Auriez-vous été résistant ou bourreau ? Parisien, c'est trop bien de Thomas Morales.

 AURIEZ-VOUS ÉTÉ RÉSISTANT OU BOURREAU ?

Cette question a hanté les enfants du baby-boom, prompts à juger leurs pères, à les porter au pinacle ou à les clouer au pilori. Dans tout fils sommeille un impitoyable juge. Il y avait une revanche à prendre sur cette défaite de 40. À défaut d’entreprendre une nouvelle guerre mondiale, c’est sur le terrain des idées que la jeunesse française des années 70 a invoqué son droit d’inventaire. Elle semblait mieux armée intellectuellement pour « refaire le match » bien au chaud dans les cafés du Quartier Latin. S’imaginer grimper dans le premier avion en partance pour Londres après avoir entendu l’appel du Général, chanter fièrement un couplet de La Marseillaise face à un peloton d’exécution vert-de-gris ou distribuer des tracts appelant la population à se soulever semblaient une évidence… en 1968.
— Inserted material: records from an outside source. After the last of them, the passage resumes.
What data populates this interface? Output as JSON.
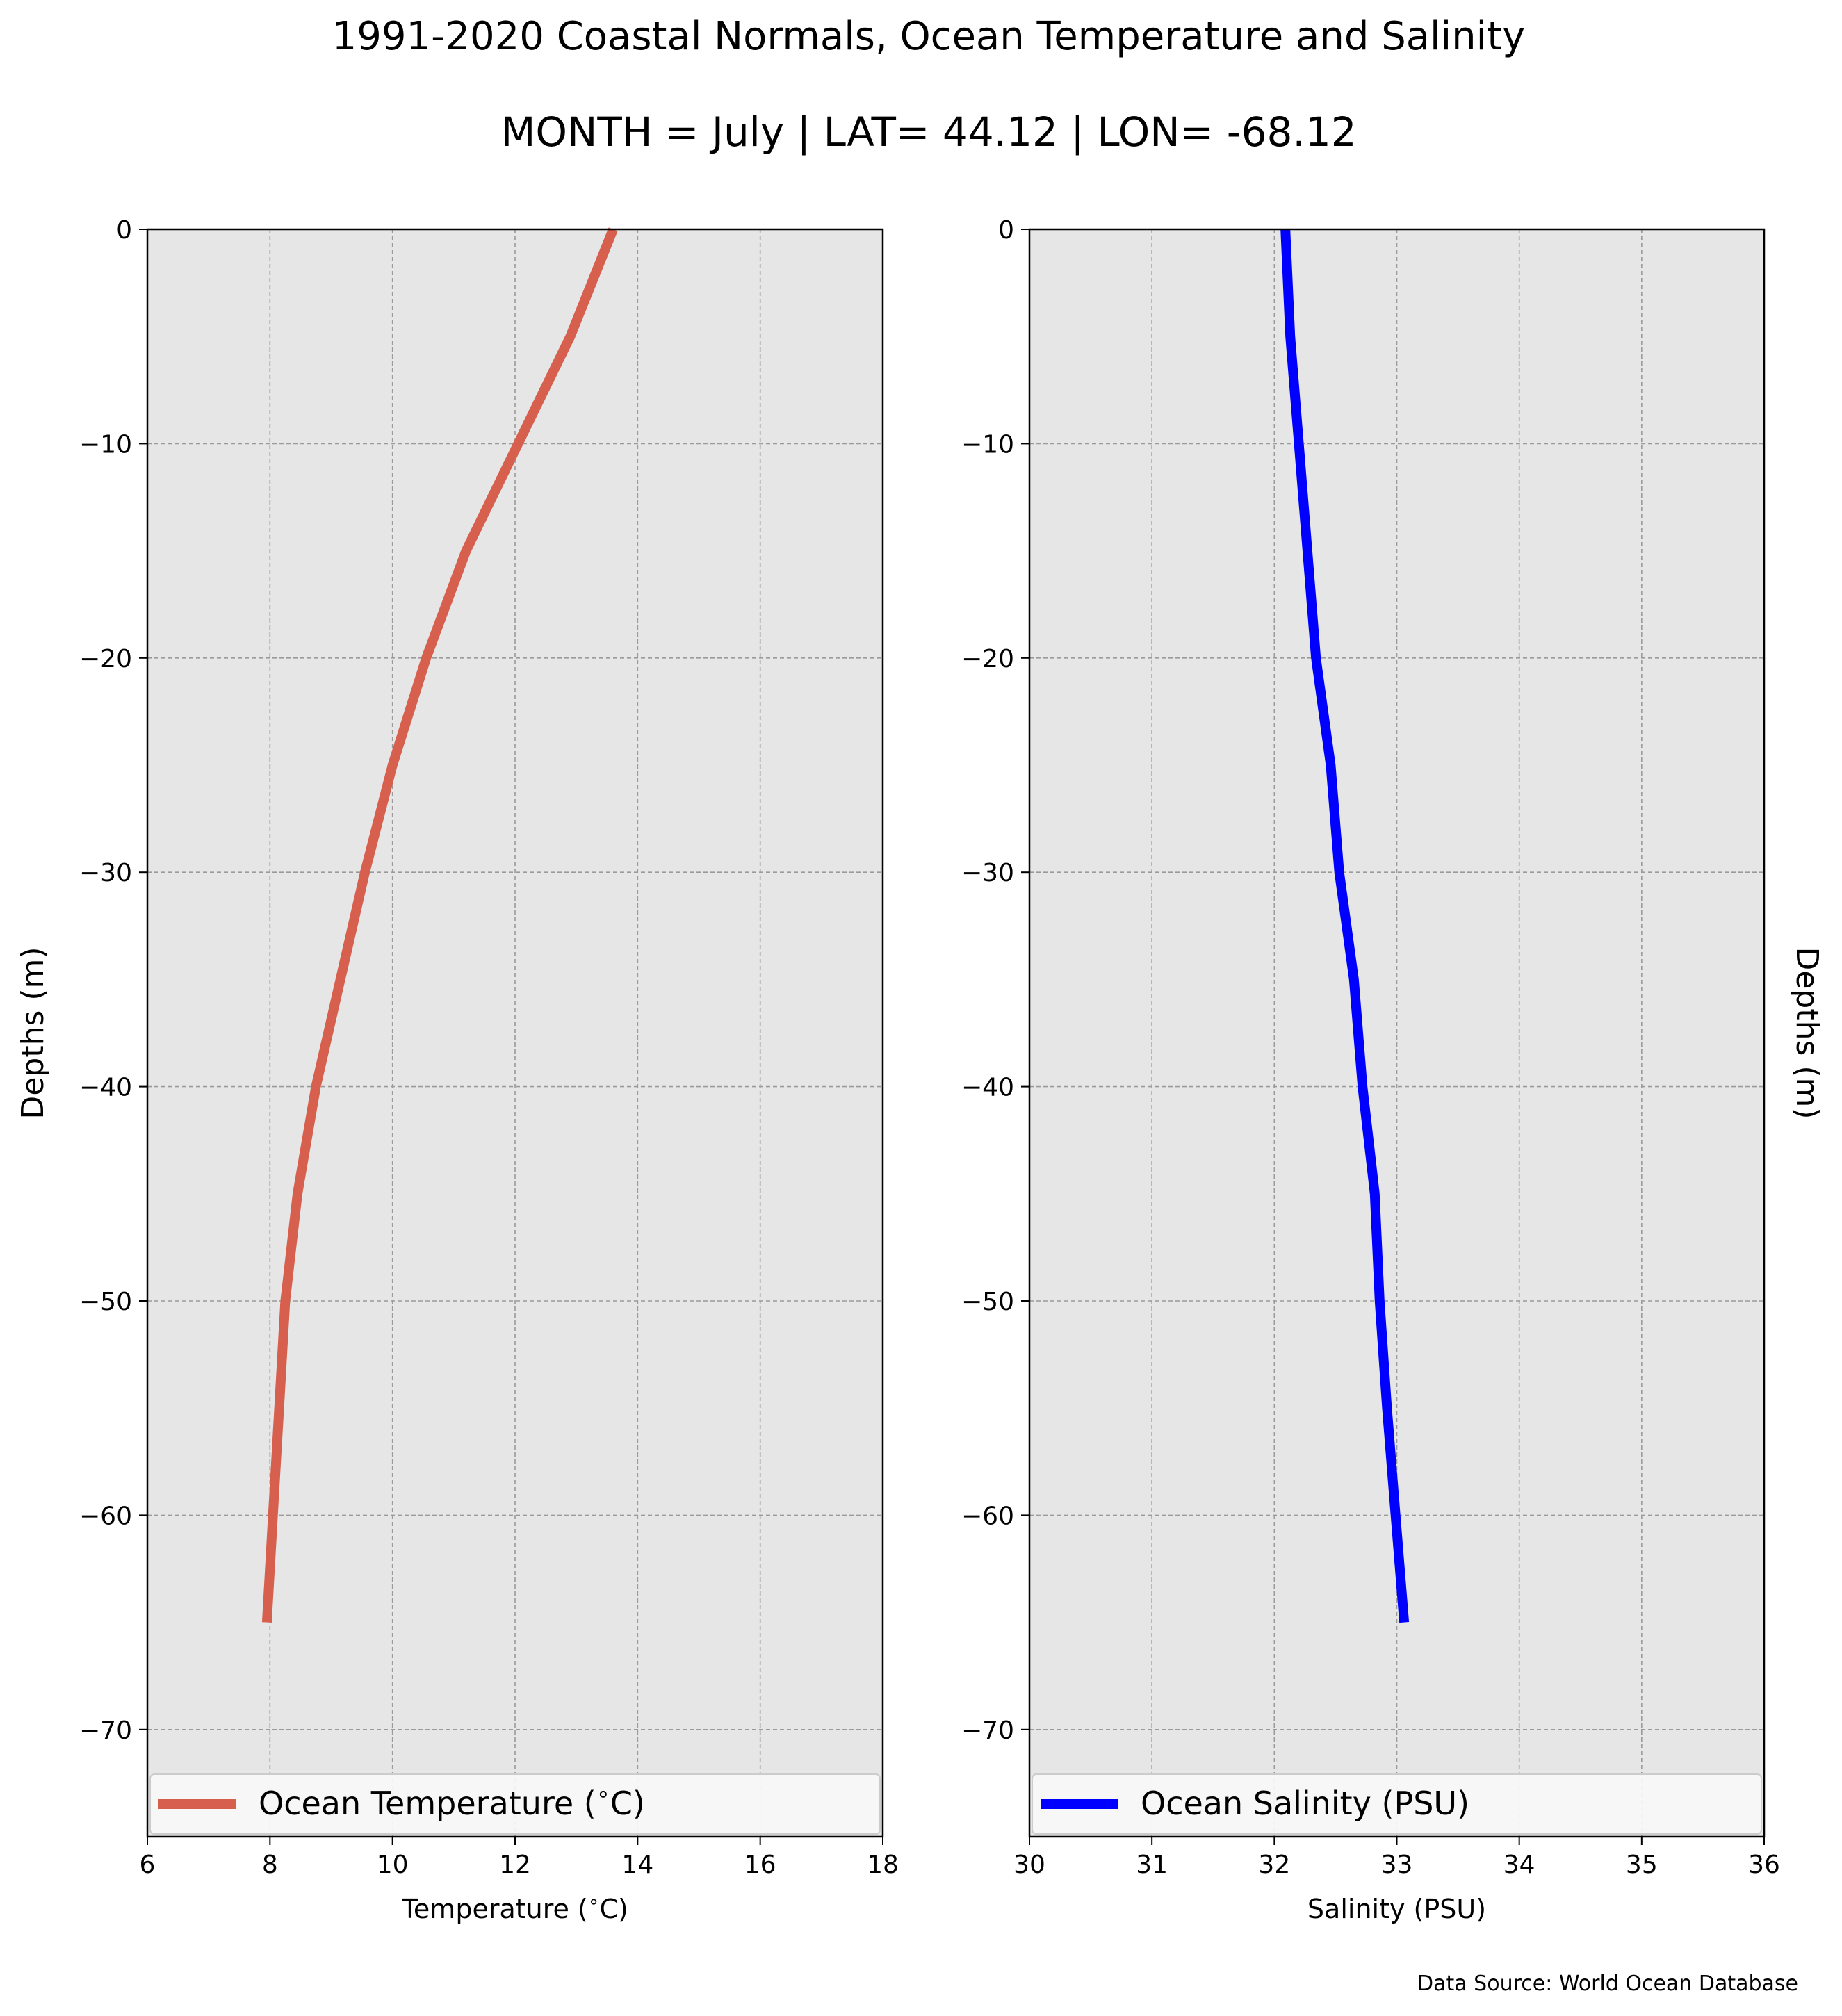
{
  "title": "1991-2020 Coastal Normals, Ocean Temperature and Salinity",
  "subtitle": "MONTH = July | LAT= 44.12 | LON= -68.12",
  "source": "Data Source: World Ocean Database",
  "colors": {
    "background": "#ffffff",
    "plot_background": "#e6e6e6",
    "grid": "#9a9a9a",
    "temperature": "#d65f4d",
    "salinity": "#0000ff"
  },
  "chart_data": [
    {
      "type": "line",
      "xlabel": "Temperature ($^\\circ$C)",
      "ylabel": "Depths (m)",
      "xlim": [
        6,
        18
      ],
      "ylim": [
        -75,
        0
      ],
      "xticks": [
        6,
        8,
        10,
        12,
        14,
        16,
        18
      ],
      "yticks": [
        0,
        -10,
        -20,
        -30,
        -40,
        -50,
        -60,
        -70
      ],
      "xtick_labels": [
        "6",
        "8",
        "10",
        "12",
        "14",
        "16",
        "18"
      ],
      "ytick_labels": [
        "0",
        "−10",
        "−20",
        "−30",
        "−40",
        "−50",
        "−60",
        "−70"
      ],
      "grid": true,
      "legend_placement": "lower center",
      "series": [
        {
          "name": "Ocean Temperature ($^\\circ$C)",
          "color": "#d65f4d",
          "x": [
            13.6,
            12.9,
            12.05,
            11.2,
            10.55,
            10.0,
            9.55,
            9.15,
            8.75,
            8.45,
            8.25,
            8.15,
            8.05,
            7.95
          ],
          "y": [
            0,
            -5,
            -10,
            -15,
            -20,
            -25,
            -30,
            -35,
            -40,
            -45,
            -50,
            -55,
            -60,
            -65
          ]
        }
      ]
    },
    {
      "type": "line",
      "xlabel": "Salinity (PSU)",
      "ylabel": "Depths (m)",
      "xlim": [
        30,
        36
      ],
      "ylim": [
        -75,
        0
      ],
      "xticks": [
        30,
        31,
        32,
        33,
        34,
        35,
        36
      ],
      "yticks": [
        0,
        -10,
        -20,
        -30,
        -40,
        -50,
        -60,
        -70
      ],
      "xtick_labels": [
        "30",
        "31",
        "32",
        "33",
        "34",
        "35",
        "36"
      ],
      "ytick_labels": [
        "0",
        "−10",
        "−20",
        "−30",
        "−40",
        "−50",
        "−60",
        "−70"
      ],
      "grid": true,
      "legend_placement": "lower center",
      "series": [
        {
          "name": "Ocean Salinity (PSU)",
          "color": "#0000ff",
          "x": [
            32.09,
            32.13,
            32.2,
            32.27,
            32.34,
            32.46,
            32.53,
            32.65,
            32.72,
            32.82,
            32.86,
            32.92,
            32.99,
            33.06
          ],
          "y": [
            0,
            -5,
            -10,
            -15,
            -20,
            -25,
            -30,
            -35,
            -40,
            -45,
            -50,
            -55,
            -60,
            -65
          ]
        }
      ]
    }
  ]
}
Les après-guerres ont toujours été le terreau du ressentiment et du catégorique. Il est si facile de trancher, d’analyser, de pérorer ou de se révolter dans son salon après coup. On s’imagine des destins extraordinaires, des décisions historiques, des actes de bravoure, surtout lorsqu’on connaît le fin mot de l’histoire. Mais quand on se replace dans le contexte de l’époque, notre part de génie ou d’ignominie fond comme neige au soleil. Pierre Bayard, professeur de littérature française à l’Université Paris 8 et psychanalyste, tente justement de répondre à cette question dans un essai paru aux Editions de Minuit. Avec toute sa sagacité et sa rigueur, Bayard imagine ce qu’il appelle « un personnage délégué », double de lui-même qui serait né, comme son père, en 1922. Dans cette uchronie individuelle, il n’est pas question pour l’auteur de jouer un rôle de composition mais d’être le plus sincère possible tout en s’appuyant sur des exemples de résistance ou de soumission à l’autorité à travers le XXe siècle (Bosnie, Rwanda, Cambodge). Il fait aussi bien appel à des constructions intellectuelles qu’à des parcours personnels pour aller au plus près de sa vérité. L’expérience de Milgram entreprise entre 1960 et 1963 à l’Université de Yale qui vise à évaluer les degrés d’obéissance et de désobéissance, le parcours d’un anti-héros comme Lucien Lacombe, extrait du film de Louis Malle ou l’attitude du 101ème Bataillon de réserve de la police allemande qui a participé à la mise à mort de 83 000 personnes durant la Shoah nous donnent des clés de compréhension sur notre aptitude ou non à résister.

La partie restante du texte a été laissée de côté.